No reply from Euan. His camera stayed trained on the monitor.

“She’s got quite a fever,” Badim said quietly, as if to Freya. “Pulse fast and shallow, a little a-fib, T cell counts high in the bloodstream. Cerebellum working hard. Looks like she’s fighting something off.”

“But what?” Freya said, as if for Euan.

“I don’t know. Maybe something a little toxic, there in the mud. Some accumulation of some metal or chemical. We’ll have to analyze for that.”

“Or maybe there’s some bug going around in Hvalsey that she caught,” Freya said. There were, of course, many viruses and bacteria in the ship, and therefore in Hvalsey too.

“Yes, maybe so.”

“Or maybe she’s gone into shock,” Euan said from off his screen.

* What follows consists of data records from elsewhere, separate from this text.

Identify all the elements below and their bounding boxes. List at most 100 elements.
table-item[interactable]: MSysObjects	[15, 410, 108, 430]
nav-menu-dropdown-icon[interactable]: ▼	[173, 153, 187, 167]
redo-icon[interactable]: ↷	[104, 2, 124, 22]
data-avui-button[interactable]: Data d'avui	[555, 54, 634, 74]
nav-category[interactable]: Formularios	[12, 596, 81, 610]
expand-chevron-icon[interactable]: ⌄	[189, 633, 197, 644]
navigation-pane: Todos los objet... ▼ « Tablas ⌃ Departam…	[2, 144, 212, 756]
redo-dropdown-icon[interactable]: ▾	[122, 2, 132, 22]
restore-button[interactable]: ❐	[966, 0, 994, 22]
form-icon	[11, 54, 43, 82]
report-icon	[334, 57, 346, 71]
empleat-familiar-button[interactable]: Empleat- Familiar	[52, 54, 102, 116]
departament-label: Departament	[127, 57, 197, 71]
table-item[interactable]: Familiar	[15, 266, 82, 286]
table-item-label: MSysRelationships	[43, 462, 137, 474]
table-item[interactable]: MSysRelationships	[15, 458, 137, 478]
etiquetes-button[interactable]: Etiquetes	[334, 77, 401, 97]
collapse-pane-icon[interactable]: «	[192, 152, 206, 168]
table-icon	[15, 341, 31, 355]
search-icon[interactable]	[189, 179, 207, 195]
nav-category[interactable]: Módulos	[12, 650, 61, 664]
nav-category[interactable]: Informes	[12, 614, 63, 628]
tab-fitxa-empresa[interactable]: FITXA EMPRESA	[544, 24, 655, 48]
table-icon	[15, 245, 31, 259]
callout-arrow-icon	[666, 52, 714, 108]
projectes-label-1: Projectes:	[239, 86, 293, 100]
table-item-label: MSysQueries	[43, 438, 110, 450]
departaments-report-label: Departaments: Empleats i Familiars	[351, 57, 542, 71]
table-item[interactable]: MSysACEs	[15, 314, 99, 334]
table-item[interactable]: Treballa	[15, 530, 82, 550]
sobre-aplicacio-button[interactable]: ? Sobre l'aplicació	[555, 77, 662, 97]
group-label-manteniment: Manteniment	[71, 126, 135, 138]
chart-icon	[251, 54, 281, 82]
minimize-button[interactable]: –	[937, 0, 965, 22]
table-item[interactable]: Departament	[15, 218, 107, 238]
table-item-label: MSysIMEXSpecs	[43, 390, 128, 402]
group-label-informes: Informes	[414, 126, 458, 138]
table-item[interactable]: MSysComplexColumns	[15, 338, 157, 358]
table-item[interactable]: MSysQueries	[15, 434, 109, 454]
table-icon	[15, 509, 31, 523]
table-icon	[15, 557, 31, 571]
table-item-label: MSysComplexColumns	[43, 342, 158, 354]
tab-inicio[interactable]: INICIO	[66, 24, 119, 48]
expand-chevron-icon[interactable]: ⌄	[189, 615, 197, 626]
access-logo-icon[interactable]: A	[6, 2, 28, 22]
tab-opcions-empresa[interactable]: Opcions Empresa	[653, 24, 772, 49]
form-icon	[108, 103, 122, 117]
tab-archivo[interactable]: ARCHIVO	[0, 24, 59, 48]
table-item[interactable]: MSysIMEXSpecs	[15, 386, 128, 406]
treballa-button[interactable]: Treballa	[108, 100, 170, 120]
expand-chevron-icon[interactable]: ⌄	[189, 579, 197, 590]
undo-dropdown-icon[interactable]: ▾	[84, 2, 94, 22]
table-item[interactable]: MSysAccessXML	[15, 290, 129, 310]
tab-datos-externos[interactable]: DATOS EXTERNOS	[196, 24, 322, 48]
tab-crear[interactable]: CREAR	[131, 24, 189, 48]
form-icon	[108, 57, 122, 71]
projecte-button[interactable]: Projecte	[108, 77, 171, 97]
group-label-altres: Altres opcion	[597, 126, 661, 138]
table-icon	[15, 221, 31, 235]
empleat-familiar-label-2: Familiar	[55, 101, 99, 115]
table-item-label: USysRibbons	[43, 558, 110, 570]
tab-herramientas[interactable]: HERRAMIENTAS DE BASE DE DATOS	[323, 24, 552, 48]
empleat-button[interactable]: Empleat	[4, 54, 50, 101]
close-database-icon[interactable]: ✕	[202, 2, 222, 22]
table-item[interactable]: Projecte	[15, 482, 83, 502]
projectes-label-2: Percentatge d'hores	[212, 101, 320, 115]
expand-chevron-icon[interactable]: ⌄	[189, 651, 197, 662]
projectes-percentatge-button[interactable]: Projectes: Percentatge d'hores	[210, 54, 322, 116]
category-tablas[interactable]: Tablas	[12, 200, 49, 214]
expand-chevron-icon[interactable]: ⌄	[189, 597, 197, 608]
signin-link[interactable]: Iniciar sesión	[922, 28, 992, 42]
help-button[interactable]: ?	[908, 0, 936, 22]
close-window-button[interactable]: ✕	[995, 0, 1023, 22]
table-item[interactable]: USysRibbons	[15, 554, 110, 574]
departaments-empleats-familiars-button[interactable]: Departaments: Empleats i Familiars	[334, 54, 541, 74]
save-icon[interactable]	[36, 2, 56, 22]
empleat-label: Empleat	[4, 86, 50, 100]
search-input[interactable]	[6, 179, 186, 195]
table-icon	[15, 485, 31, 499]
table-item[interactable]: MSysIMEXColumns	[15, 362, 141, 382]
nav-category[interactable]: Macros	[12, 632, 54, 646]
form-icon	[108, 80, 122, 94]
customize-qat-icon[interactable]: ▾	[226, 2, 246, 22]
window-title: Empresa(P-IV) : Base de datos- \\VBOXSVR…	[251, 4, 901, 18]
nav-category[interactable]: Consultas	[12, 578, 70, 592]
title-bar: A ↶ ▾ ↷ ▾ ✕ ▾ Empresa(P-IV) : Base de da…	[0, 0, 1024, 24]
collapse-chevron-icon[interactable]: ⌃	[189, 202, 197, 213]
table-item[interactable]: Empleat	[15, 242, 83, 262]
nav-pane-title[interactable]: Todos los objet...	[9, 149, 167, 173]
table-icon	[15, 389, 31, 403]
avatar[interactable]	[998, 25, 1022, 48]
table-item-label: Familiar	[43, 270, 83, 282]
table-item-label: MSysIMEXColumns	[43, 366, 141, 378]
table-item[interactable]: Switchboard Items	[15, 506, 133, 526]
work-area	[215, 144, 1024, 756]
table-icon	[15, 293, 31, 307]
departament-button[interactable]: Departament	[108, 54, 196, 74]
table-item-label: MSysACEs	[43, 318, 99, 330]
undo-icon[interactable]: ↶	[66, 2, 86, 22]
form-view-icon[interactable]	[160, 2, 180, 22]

“It’s slow for a shock reaction to that cut,” Badim said. “But you’re right, we should look at that. You should look at all that, but keeping her in iso. Do it by extensions. And really, the rest of you who came in contact with her should get into iso as well. Just to be safe.”

Again no reply from Euan.

Well, it was rubbish news, no doubt of that. Anyone would be disturbed. But for Euan, taking such obvious delight in his excursions on the surface, arguing vehemently for the opening of their helmets and the breathing of the open air of Aurora, it hit particularly hard. One could feel it in his silence.